Referendum: ha vinto il sì. Vittoria scontata. Un regalo fatto ai grillini. Un po’ di ossigeno dato ad un malato terminale che serve solo ad allungargli l’agonia. Una vittoria che non può fa cantar vittoria, perché ha due livelli di lettura.
Quello più immediato, e se vogliamo più superficiale, che dice banalmente che il 66% degli italiani accetta il taglio dei parlamentari. E fin qui ci arriviamo tutti. Ci sarebbe voluto un miracolo per ribaltare l’effetto di un decennio di anti-politica, di propaganda demagogica contro i partiti, contro i parlamentari e in definitiva contro la democrazia rappresentativa. Non dimentichiamoci che i cinquestelle sono per la democrazia diretta. Poco importa che in ogni dove sia stato dimostrato che la riduzione di 345 parlamentari non serve, che fa risparmiare l’equivalente d’un caffè e che le Camere sono tate così concepite dalla Costituzione in base a tutta una serie di valutazioni che riguardano il loro funzionamento e la loro legittimazione democratica. L’elettorato ha subito la suggestione del risparmio, di mandare a casa un po’ di “mangia-pane-a-tradimento. E tant’è, buon pro gli faccia.
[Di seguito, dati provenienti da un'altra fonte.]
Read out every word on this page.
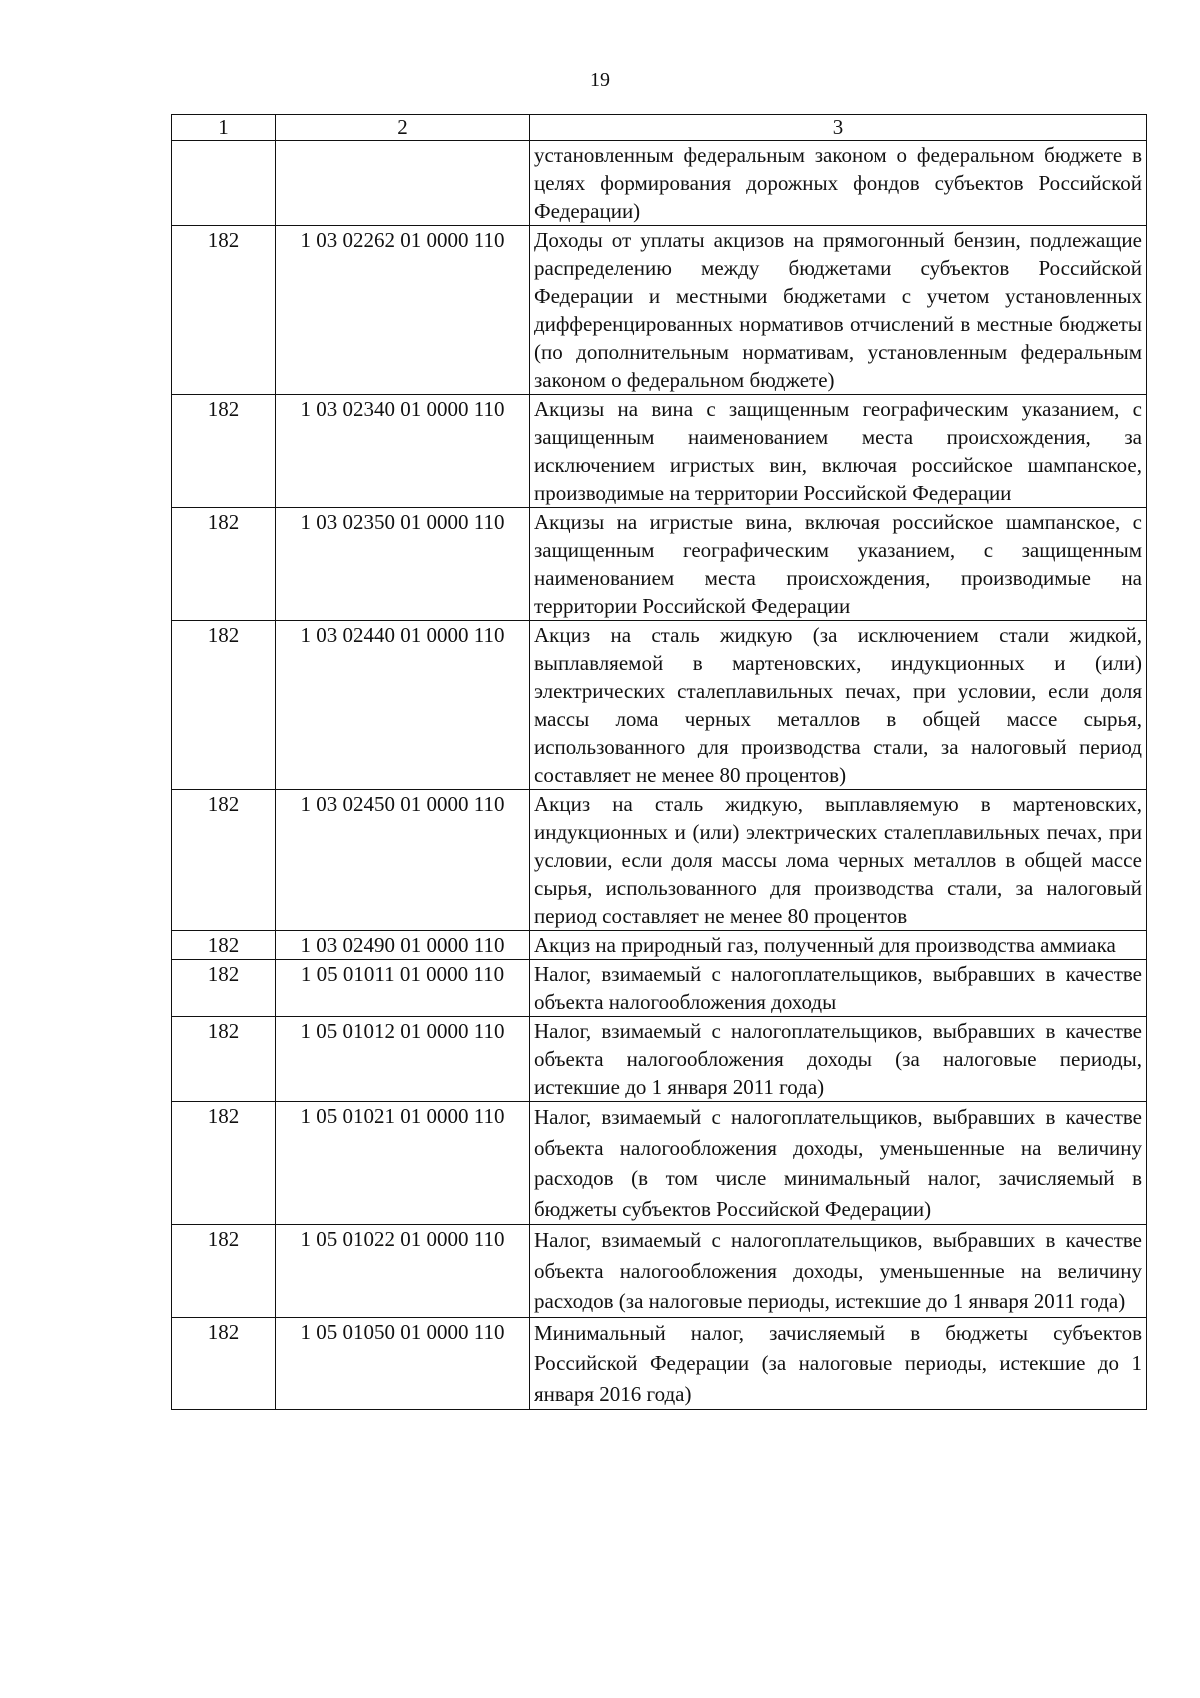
19
1	2	3
		установленным федеральным законом о федеральном бюджете в целях формирования дорожных фондов субъектов Российской Федерации)
182	1 03 02262 01 0000 110	Доходы от уплаты акцизов на прямогонный бензин, подлежащие распределению между бюджетами субъектов Российской Федерации и местными бюджетами с учетом установленных дифференцированных нормативов отчислений в местные бюджеты (по дополнительным нормативам, установленным федеральным законом о федеральном бюджете)
182	1 03 02340 01 0000 110	Акцизы на вина с защищенным географическим указанием, с защищенным наименованием места происхождения, за исключением игристых вин, включая российское шампанское, производимые на территории Российской Федерации
182	1 03 02350 01 0000 110	Акцизы на игристые вина, включая российское шампанское, с защищенным географическим указанием, с защищенным наименованием места происхождения, производимые на территории Российской Федерации
182	1 03 02440 01 0000 110	Акциз на сталь жидкую (за исключением стали жидкой, выплавляемой в мартеновских, индукционных и (или) электрических сталеплавильных печах, при условии, если доля массы лома черных металлов в общей массе сырья, использованного для производства стали, за налоговый период составляет не менее 80 процентов)
182	1 03 02450 01 0000 110	Акциз на сталь жидкую, выплавляемую в мартеновских, индукционных и (или) электрических сталеплавильных печах, при условии, если доля массы лома черных металлов в общей массе сырья, использованного для производства стали, за налоговый период составляет не менее 80 процентов
182	1 03 02490 01 0000 110	Акциз на природный газ, полученный для производства аммиака
182	1 05 01011 01 0000 110	Налог, взимаемый с налогоплательщиков, выбравших в качестве объекта налогообложения доходы
182	1 05 01012 01 0000 110	Налог, взимаемый с налогоплательщиков, выбравших в качестве объекта налогообложения доходы (за налоговые периоды, истекшие до 1 января 2011 года)
182	1 05 01021 01 0000 110	Налог, взимаемый с налогоплательщиков, выбравших в качестве объекта налогообложения доходы, уменьшенные на величину расходов (в том числе минимальный налог, зачисляемый в бюджеты субъектов Российской Федерации)
182	1 05 01022 01 0000 110	Налог, взимаемый с налогоплательщиков, выбравших в качестве объекта налогообложения доходы, уменьшенные на величину расходов (за налоговые периоды, истекшие до 1 января 2011 года)
182	1 05 01050 01 0000 110	Минимальный налог, зачисляемый в бюджеты субъектов Российской Федерации (за налоговые периоды, истекшие до 1 января 2016 года)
L’altra lettura è più politica e cerca di scavare oltre la superficie. Ragioniamo: se il 66% ha votato sì, significa che il 34% ha votato no. E allora, al di là della propaganda, che cosa significa questo risultato? Semplicemente che se il Parlamento aveva votato la legge sul taglio dei parlamentari con una maggioranza del 100%, significa che in ogni caso non è più rappresentativo del corpo elettorale, che altrimenti avrebbe dovuto esprimersi con le medesime proporzioni.
Una vittoria di Pirro, quindi, che se pensavano servisse a consolidare l’attuale parlamento nei fatti dice a Mattarella: facciamo subito le elezioni anticipate! Non solo perché queste Camere non sono più rappresentative, ma perché hanno anche troppi parlamentari. Come dice il referendum.